Aku menjitak kepala gadis itu saking kesalnya. Tiara langsung memegangi kepalanya dan tersenyum. Aku melayangkan pandangan mengerikan. "Dasar gadis bodoh, kau tahu, itu kebohongan yang nggak bisa dimaafkan begitu aja. Kau tahu gimana hancurnya aku ketika mendengar semua perkataanmu itu?" Aku merapatkan gigi sambil berbicara, benar-benar marah.

"Aku hanya mau kau …." kata Tiara hendak membela diri.

"Jangan potong ucapanku! Aku nggak mau terima alasan apapun. Beraninya kau buat kebohongan mengerikan seperti itu. Kau mau buatku mati frustrasi? Bunuh diri? Kenapa nggak katakan sekalian kalau kau udah menikah dan punya anak?"

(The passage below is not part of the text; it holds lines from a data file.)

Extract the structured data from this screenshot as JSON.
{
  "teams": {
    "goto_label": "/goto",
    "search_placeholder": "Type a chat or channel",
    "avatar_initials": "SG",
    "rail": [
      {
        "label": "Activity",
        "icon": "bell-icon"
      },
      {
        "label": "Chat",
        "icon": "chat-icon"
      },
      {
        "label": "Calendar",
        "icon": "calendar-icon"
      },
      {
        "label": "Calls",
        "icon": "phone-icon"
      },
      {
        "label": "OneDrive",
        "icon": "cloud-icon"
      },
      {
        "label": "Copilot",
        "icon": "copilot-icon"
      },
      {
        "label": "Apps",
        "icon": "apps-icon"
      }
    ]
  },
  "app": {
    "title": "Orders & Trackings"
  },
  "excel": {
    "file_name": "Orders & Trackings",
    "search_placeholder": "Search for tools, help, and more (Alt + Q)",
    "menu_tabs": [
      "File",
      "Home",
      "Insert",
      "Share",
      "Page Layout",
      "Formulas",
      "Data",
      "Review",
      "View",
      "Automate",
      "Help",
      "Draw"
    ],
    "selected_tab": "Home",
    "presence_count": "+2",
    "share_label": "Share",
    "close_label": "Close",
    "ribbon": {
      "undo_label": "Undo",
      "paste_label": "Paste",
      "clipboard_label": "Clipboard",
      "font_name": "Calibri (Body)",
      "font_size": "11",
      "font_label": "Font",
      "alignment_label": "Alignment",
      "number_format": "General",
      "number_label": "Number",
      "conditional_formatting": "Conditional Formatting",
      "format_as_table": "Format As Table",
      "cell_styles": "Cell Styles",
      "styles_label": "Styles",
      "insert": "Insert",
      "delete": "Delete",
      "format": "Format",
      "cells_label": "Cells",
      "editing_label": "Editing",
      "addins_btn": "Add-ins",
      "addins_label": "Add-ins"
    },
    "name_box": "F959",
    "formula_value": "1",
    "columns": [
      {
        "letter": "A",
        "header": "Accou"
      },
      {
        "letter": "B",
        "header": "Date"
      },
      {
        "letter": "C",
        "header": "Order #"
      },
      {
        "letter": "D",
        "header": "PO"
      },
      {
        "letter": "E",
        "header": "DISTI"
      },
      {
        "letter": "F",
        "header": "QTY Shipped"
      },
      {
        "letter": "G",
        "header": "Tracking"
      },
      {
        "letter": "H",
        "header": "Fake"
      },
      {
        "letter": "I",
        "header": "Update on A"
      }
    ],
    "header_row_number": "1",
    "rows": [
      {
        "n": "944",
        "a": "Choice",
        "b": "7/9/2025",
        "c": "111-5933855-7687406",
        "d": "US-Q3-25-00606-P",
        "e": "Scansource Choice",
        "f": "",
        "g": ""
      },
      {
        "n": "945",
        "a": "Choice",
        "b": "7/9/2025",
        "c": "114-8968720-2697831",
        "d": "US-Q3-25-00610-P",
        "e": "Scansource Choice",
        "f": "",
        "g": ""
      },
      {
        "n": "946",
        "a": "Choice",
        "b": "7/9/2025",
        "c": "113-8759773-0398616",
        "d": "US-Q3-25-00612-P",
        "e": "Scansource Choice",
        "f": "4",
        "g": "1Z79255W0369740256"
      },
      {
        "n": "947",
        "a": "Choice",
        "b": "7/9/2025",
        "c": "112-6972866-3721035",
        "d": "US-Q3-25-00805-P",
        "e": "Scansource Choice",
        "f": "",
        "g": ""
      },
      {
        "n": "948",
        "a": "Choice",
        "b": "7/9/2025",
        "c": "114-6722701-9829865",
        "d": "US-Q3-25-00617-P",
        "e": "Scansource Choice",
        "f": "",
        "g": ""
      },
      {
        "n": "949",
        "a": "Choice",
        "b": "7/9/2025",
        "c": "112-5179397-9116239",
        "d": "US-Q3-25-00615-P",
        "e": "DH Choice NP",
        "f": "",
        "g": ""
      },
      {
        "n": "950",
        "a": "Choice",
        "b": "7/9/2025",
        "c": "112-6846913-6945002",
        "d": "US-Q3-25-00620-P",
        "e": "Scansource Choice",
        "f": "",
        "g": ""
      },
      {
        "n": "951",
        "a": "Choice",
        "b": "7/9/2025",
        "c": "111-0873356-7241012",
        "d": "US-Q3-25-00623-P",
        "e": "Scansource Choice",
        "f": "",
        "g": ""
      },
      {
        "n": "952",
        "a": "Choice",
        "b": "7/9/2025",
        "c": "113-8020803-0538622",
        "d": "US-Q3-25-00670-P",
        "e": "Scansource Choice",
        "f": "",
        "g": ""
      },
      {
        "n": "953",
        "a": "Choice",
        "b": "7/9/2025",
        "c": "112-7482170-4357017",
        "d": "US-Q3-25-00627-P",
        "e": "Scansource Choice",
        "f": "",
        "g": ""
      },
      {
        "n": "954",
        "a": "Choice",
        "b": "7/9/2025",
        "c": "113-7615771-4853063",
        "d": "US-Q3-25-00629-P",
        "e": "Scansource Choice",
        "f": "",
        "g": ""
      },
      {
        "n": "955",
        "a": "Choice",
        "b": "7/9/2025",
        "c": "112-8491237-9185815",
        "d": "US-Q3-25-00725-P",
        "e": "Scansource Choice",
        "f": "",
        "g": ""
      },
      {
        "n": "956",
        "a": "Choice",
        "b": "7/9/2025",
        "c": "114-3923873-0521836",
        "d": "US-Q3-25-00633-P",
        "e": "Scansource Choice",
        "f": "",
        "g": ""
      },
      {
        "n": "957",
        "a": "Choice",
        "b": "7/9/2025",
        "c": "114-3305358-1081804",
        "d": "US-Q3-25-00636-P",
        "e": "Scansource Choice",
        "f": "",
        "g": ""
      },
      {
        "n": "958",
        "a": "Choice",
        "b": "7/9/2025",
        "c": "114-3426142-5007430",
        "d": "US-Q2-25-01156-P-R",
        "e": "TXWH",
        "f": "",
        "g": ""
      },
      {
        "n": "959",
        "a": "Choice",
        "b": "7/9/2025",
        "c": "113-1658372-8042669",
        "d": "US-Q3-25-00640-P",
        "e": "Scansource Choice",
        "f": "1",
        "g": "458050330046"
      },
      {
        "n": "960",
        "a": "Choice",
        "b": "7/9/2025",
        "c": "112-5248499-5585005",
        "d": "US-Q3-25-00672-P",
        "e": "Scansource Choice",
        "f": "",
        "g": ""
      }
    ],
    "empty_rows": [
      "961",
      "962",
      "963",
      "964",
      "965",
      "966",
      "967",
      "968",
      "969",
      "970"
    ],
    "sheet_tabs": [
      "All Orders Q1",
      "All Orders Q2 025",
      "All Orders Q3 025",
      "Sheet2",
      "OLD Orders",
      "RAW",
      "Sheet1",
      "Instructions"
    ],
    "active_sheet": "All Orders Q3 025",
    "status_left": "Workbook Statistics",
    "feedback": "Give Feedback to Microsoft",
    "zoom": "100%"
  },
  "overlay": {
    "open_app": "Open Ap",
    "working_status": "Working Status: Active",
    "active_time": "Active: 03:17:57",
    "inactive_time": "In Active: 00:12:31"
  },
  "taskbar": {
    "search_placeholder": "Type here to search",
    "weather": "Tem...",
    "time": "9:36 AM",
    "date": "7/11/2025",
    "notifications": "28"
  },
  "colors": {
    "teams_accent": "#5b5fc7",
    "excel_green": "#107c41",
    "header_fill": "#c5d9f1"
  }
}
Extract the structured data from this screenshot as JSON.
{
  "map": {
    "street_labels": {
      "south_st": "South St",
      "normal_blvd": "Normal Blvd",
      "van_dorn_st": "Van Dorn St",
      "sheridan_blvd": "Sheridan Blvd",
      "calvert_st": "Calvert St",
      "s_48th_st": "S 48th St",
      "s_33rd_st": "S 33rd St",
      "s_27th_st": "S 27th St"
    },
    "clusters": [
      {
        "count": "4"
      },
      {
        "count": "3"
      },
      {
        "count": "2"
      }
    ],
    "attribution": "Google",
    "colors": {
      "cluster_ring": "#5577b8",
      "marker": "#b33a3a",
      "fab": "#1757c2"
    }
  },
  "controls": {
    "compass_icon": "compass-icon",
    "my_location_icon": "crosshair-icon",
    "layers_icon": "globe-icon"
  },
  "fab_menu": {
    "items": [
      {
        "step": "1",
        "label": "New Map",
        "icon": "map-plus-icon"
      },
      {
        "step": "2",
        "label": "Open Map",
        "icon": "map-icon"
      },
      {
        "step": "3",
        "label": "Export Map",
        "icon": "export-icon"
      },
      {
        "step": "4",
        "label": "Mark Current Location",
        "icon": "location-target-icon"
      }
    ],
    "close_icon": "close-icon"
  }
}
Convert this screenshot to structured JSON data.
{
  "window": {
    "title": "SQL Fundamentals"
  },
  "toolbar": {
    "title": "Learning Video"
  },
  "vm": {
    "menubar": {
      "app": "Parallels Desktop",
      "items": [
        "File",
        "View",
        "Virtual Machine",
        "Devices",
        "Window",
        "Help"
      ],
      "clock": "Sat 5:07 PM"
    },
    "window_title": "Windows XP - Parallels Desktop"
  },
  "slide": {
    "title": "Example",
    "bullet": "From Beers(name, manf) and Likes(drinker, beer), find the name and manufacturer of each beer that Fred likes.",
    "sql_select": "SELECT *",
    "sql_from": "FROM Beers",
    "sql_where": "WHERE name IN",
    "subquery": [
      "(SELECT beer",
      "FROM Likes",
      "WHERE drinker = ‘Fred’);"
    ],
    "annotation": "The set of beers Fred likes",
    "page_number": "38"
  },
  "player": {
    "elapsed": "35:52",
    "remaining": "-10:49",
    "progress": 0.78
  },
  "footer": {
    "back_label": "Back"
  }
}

Tiara kembali tersenyum, mengabaikan sepenuhnya kemarahanku. "Aku hanya ingin mengetahui perasaan …."

"Jangan menyela! Aku 'kan udah bilang, jangan menyelaku!"

"Itu karena kau terlalu bodoh! Mau aja percaya semua yang kukatakan. Kau tahu sendiri pacarku hanya Zian dan jarang sekali ketemu. Aku selalu bersamamu setiap hari, jadi di mana aku kenal cowok lain?"

"Itu bukan alasan untuk mengatakan kebohongan. Kenapa bisa kau memikirkan kebohongan seperti itu? Kau nggak mikir konsekuensinya ketika mengatakannya?" Aku masih mempertahankan ekspresi marah.

"Agar kau mau menyentuhku, makanya kulakukan itu. Mungkin kalau aku udah nggak suci lagi, mungkin kau mau melakukan …."

"Berhenti! Aku nggak mau dengar!"

Tiara tersenyum mendengarkan ucapanku, membuatku semakin mengamuk. "Kenapa kau tersenyum?"

"Kau tambah imut kalau lagi marah, Don." Tiara kembali melontarkan senyuman terbaiknya, dan membuatku tidak tahan lama-lama memasang wajah marah.